Akhirnya kedua orang tua Ashral dengan berat hati pun mengijinkan dan merestuinya secara tulus ikhlas.Dengan sedikit uang sebagai ongkos perjalanan dan dibekali makan untuk keperluan di jalan, maka Ashral dengan tekad bulat dan nyawiji melangkahkan kaki seorang diri ke tempat yang dikehendaki, hanya mengikuti kata hati dan ngetuti jangkahing laku raga kang katuntun suksma.

Inilah awal petualang spiritual seorang anak Mohammad Ashral pergi ke luar dari sebuah pedukuhan terpencil tempat tanah kelahiran yang ia cintai. Ia lebih mengutamakan mencari dan mendalami ilmu Agama Islam dari pada segalanya.

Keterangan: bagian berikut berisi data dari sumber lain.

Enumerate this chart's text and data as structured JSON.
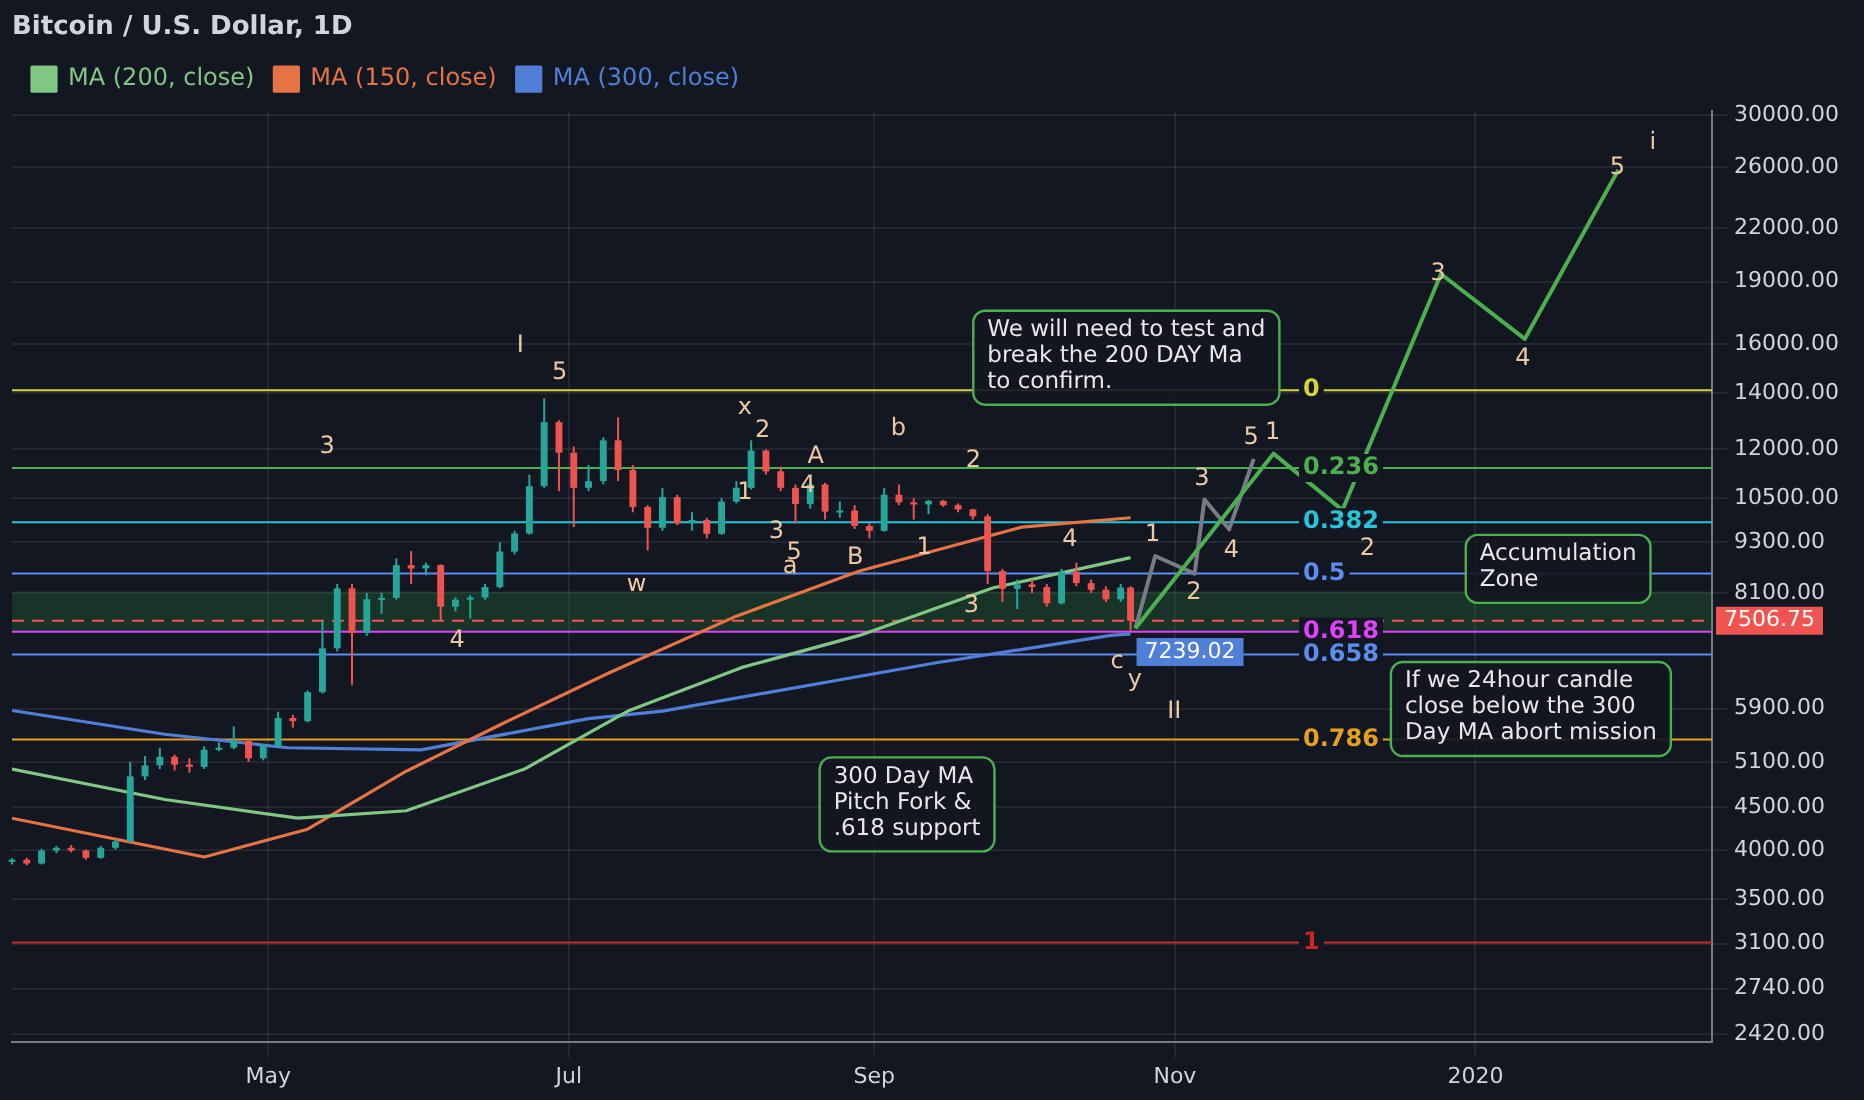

Sampai kedua orang tuanya pun yang sangat mengasihi ia rela tinggalkan, bahkan istri sah yang baru saja ia nikahi juga ia tinggalkan begitu saja karena ada tugas yang lebih utama harus ia kerjakan.

Perjalanan panjang ia laluhi dengan jiwa lapang dada, dengan usus panjang, dengan waduk segoro dan pikiran padang. Desa Kesesi Pekalongan menuju ke Tanah Cirebon Jawa Barat bukan jarak dekat dijalani dengan berjalan kaki. Saat itu belum ada Angkot atau Angdes seperti sekarang ini yang jamanya serba instan.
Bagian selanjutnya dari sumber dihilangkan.